Grateful Dead

dead artGrateful Dead
The Best of the Grateful Dead
Grateful Dead/Rhino
by David Chiu

Unless you’re the owner of the previous Grateful Dead massive boxed sets The Golden Road and Beyond Description, The Best of the Grateful Dead is probably the most up-to-date two-disc compilation spanning the jam band’s years on Warner Bros., Arista and Grateful Dead Records. Its timing couldn’t be more perfect as this year marks the band’s 50th anniversary that will culminate with the surviving members’ last-ever shows together at Soldier Field this July; it’s also the 20th anniversary of Jerry Garcia’s death. For the novice fans who want something more beyond Skeletons in the Closet or The Very Best of the Grateful Dead, this two-disc set is as good as it gets in chronicling the band’s musical evolution: from its ’60s psychedelic phase (“The Golden Road”); to the extremely popular country rock of the early ’70s (“Uncle John’s Band,” “Ripple,” “Truckin’, “Casey Jones”); to the band branching stylistically, such as symphonic-progressive rock (the 16-minute “Terrapin Station”) and even disco (“Shakedown Street”); to the unlikely guise of Top 10 hitmakers (1987’s “Touch of Grey”).
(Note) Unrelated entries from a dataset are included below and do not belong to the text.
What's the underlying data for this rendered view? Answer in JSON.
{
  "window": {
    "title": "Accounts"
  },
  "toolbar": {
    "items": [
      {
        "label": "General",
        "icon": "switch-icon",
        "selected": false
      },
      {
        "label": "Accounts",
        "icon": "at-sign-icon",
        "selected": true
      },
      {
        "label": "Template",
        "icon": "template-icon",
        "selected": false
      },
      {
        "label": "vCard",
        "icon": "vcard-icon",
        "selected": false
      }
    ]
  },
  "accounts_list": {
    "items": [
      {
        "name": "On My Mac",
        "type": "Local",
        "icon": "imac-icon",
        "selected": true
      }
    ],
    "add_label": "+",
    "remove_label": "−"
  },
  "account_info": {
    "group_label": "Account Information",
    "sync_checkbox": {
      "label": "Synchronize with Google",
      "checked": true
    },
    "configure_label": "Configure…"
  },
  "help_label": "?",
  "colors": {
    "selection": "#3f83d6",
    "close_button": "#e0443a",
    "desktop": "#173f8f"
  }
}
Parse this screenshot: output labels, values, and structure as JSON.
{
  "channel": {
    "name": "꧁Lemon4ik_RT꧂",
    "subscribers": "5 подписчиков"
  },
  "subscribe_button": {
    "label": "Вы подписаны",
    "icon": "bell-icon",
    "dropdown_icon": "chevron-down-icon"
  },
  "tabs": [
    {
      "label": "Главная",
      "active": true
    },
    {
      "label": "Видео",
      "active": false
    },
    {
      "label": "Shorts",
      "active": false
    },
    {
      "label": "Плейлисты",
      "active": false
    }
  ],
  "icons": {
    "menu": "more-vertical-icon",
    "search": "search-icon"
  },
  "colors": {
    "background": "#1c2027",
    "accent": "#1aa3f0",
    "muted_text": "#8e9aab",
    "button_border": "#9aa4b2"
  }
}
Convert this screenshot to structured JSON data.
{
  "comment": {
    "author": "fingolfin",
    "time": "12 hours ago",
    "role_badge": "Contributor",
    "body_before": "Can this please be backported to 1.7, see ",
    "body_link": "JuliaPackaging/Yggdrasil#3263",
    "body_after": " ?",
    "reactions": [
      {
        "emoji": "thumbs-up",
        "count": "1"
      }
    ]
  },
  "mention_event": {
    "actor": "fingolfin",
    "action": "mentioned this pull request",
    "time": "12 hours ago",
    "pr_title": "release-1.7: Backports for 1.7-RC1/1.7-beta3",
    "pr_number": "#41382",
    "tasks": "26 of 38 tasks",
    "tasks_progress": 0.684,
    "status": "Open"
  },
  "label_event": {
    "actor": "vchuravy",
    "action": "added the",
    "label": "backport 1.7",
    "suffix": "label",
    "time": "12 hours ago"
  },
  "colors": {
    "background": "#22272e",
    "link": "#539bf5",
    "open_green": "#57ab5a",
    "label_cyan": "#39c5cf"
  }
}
With a long history of jamming and live performances, die-hard fans will most likely complain about certain omissions of other popular Dead tunes—maybe like “Playing With the Band” and “Alabama Getaway” There’s so much music – both studio and live – to choose from the Dead’s extensive catalog that it can been an overwhelming endeavor for a casual listener. Which is why The Best of Grateful Dead makes for a serviceable introduction.